Standard suitability processes are "extremely ill-equipped" to handle the coronavirus crisis, according to Greg Davies.
Mr Davies, the head of behavioural finance at Oxford Risk, was appearing on the latest edition of the FTAdviser Podcast alongside Sarb Chahal, a financial planner at Sanlam.
They discussed how advisers could use behavioural finance insights to help their clients through the current crisis and what there was to learn from the impact of the coronavirus.
Mr Davies said: "The right response for each individual is very different based on a number of aspects of who that person is - based on their financial personality.
"And typically speaking the processes in advice - the suitability processes - will be focused on the long-term: what's your long-term willingness to trade off risk and return, what's your long-term capacity to take risk.
"What matters right now is not those things at all, it is aspects of people's financial personality that speak to what and how they are going to be made more or less comfortable about certain issues."
He said the current situation would require "hyper personalised" communication.
Mr Chahal added: "It is easy for an adviser, when they first meet a client, to miss their biases, to miss what this client is really about.

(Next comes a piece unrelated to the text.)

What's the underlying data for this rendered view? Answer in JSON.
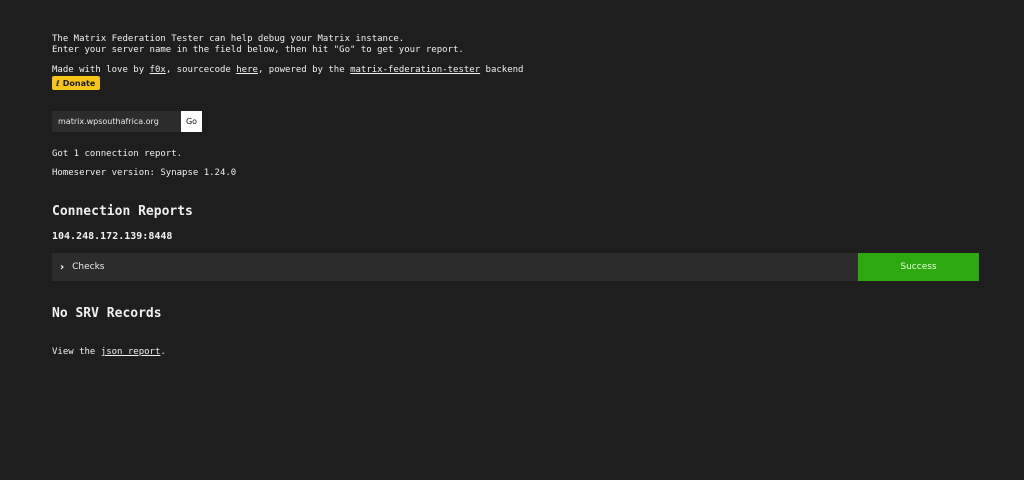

"Just because it is an irrational bias, that doesn't necessarily mean we can't predict it and try and head it off before it becomes an issue.
"I have had clients before say to me they are waiting for a fund to break even before they sell and advisers may miss that and think we don't need to address that, but realistically we should be there educating the client and saying the market doesn't care what your entry point is, we've got to look at whether this particular position offers you value or not."